Les observations des premiers explorateurs nous ont appris que bien avant leur venue, les eaux du lac étaient sillonnées par de nombreux "dhows" arabes (Fig.28), dans lesquels ont entassait hélas, les pitoyables esclaves enchaînés au milieu de ballots de marchandises et de pointes d'ivoire.
Ce type de voilier, que l'on rencontre encore fréquemment en mer Rouge et dans l'Océan Indien, était construit au TANGANYKA par des artisans arabes venus de Zanzibar ou de la côte, suivant des plans qui sont sans doute les plus anciens du monde.
Leur tonnage était cependant plus réduit que celui de leurs frères marins. Il ne dépassait pas une vingtaine de tonneaux. Leur arrière surélevé en forme de tillac protégeait une seule cabine. Ils ne portaient qu'une grande voile triangulaire, qui ne leur permettait guère de naviguer près du vent.
Ils étaient montés par des Arabes, fortement matinés de nègre et commandés par des capitaines au pouvoir sans limites .Leur instinct, leur connaissance du ciel, des vents et des eaux, leur foi inébranlable en Allah, le tout-puissant, ne leur laissaient aucune crainte de la traîtrise des éléments. C'étaient tous d'excellents marins
En guise d'anecdote Edouard FOA, dans son livre:
De l'Océan Indien à l'Océan Atlantique - La traversée de l'Afrique - du ZAMBEZE au Congo Français" , nous raconte une de ses traversées sur les eaux mouvementées du TANGANYKA :
"... A peine sommes-nous en route que le vent devient violent.
Ali ben SLIMAN passe la nuit entière sur le pont; je reste avec lui et lui tiens compagnie; il craint une tempête: le ciel est noir, et quelques éclairs font prévoir un orage. La première partie de la nuit se passe sans plus de gravité, mais la mer est très grosse et l'ouragan arrive; le pont est balayé violemment par les vagues; le malheureux boutre est horriblement secoué; trempés jusqu'aux os, le capitaine et moi, nous nous cramponnons avec difficulté aux agrès: le vent ayant changé, force nous est de courir devant lui vers le sud, abandonnant notre direction première; nous essayons de rejoindre la côte E., notre seul refuge... Jusqu'à l'aube j'ai craint à chaque instant que nous ne fassions naufrage: un coup de barre malheureux, une rafale plus impétueuse, et l'expédition sombrait dans les profondeurs insondables du TANGANYKA! Vers le matin nos craintes se dissipent; la bourrasque se calme un peu, tandis que la côte est en vue; cahotés, désemparés, inondés et meurtris, nous gagnons à grand peine une crique où vingt-quatre heures se passent à réparer les avaries. Nous ne repartons pour KALUNGA que le lendemain par un temps plus clément.

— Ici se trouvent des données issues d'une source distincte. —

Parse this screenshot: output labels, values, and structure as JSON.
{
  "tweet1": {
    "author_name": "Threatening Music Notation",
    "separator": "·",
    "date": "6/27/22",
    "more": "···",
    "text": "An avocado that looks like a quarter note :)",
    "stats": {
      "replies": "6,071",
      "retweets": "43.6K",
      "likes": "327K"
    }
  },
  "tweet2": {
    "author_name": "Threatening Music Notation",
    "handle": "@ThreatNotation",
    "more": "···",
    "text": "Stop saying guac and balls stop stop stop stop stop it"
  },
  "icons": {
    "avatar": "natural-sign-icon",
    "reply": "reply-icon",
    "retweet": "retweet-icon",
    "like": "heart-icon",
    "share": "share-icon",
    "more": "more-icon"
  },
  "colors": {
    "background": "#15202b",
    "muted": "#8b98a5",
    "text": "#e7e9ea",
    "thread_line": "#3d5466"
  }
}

J'ai calculé que pendant cette terrible nuit la force du vent nous avait fait faire environ 70 milles (112 kilomètres) en un peu plus de six heures!
Ali me raconte qu'il a déjà fait naufrage une fois dans de pareilles conditions; il me cite dix-huit boutres qui ont coulé ainsi dans les quinze dernières années, surpris par une tempête, avec leur chargement d'ivoire et d'esclave. Il est évident que ces embarcations, si bien qu'elle se comportent, doivent beaucoup souffrir par le gros temps.
Si l'on pouvait faire la statistique des désastres maritimes de cette mer intérieure, on arriverait à un chiffre important: le fond du TANGANYKA doit être jonché d'ivoire naufragé! Dans plusieurs endroits, les indigènes, en plongeant, ont ramené des dents d'éléphant, et ces recherches deviennent une industrie exercée par certaines peuplades. Les crocodiles énormes que l'on trouve dans le lac doivent pourtant rendre fort dangereuses ces explorations sous-marines ".
En dehors des dhows, le souvenir des premiers explorateurs nous éclaire encore sur l'existence de grandes pirogues qui, qui en plus de charges les plus diverses, pouvaient porter jusqu'à 16 robustes pagayeurs.